[Le Devoir] L'analphabétisme numérique

Dans un article du Devoir du 27 janvier 2012, intitulé L'analphabétisme numérique, le code informatique trace-t-il les contours d'une nouvelle élite?, on pouvait entre autres y lire ceci :

C'est une des résolutions les plus surprenantes du début de l'année. Il y a quelques jours, le maire de New York, Michael Bloomberg, a dévoilé sur son compte Twitter son intention d'apprendre d'ici la fin de 2012 les langages informatiques, ceux, composés de lignes de chiffres, lettres et symboles, utilisés pour créer des applications ou pour structurer l'information en réseau.
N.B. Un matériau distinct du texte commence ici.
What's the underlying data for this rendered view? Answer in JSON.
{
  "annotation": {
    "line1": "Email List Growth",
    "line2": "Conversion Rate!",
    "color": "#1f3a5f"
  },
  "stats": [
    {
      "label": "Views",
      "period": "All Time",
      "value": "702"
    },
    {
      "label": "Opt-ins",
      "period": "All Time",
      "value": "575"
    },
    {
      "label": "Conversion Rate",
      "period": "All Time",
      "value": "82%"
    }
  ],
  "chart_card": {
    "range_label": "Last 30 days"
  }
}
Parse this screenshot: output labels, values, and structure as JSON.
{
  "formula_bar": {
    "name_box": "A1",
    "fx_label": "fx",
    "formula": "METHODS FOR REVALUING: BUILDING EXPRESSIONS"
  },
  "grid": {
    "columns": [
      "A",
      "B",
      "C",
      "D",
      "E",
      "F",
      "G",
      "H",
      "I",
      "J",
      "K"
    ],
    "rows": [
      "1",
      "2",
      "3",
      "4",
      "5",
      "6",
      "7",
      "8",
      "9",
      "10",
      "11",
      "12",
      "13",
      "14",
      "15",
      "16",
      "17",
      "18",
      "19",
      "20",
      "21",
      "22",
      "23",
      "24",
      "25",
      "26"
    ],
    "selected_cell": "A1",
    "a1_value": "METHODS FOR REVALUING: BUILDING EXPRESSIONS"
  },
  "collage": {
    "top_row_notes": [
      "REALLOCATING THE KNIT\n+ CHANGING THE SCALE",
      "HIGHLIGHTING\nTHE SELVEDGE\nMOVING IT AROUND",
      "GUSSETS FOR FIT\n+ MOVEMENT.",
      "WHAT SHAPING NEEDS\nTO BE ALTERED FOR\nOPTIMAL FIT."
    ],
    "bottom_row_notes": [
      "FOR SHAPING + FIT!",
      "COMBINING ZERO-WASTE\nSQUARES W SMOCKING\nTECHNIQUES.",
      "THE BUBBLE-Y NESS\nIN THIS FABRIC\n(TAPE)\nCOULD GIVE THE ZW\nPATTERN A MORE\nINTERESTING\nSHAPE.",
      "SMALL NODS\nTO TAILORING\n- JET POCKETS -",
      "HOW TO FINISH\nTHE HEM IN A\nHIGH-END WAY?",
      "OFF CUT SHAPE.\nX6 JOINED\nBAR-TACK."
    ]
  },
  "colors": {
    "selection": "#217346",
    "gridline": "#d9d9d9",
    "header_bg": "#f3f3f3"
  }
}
Convaincu et déterminé, le premier magistrat de la Grosse Pomme est d'ailleurs passé de la parole aux actes en s'inscrivant à CodeAcademy, une école de programmation qui vient de voir le jour et dont les cours sont donnés en ligne par l'entremise de petits exercices d'encodage hebdomadaire.

À mesure que notre société se numérise, la nécessité d'avoir accès à internet, d'une part, mais aussi de savoir interagir avec les systèmes d'information est devenu indispensable pour tout citoyen, organisme et entreprise. Nous pensons que le maire de New York voit juste. Et une des missions de la FQCIL est de combattre cet analphabétisme numérique. Au chapitre de l'accessibilité, Île Sans-Fil à Montréal et Zap à Québec, font un très bon travail. Il faut continuer ce travail. La FQCIL est là pour épauler des regroupements de technologues en région qui voudrait créer des services similaires. L'accessibilité à internet est un premier pas.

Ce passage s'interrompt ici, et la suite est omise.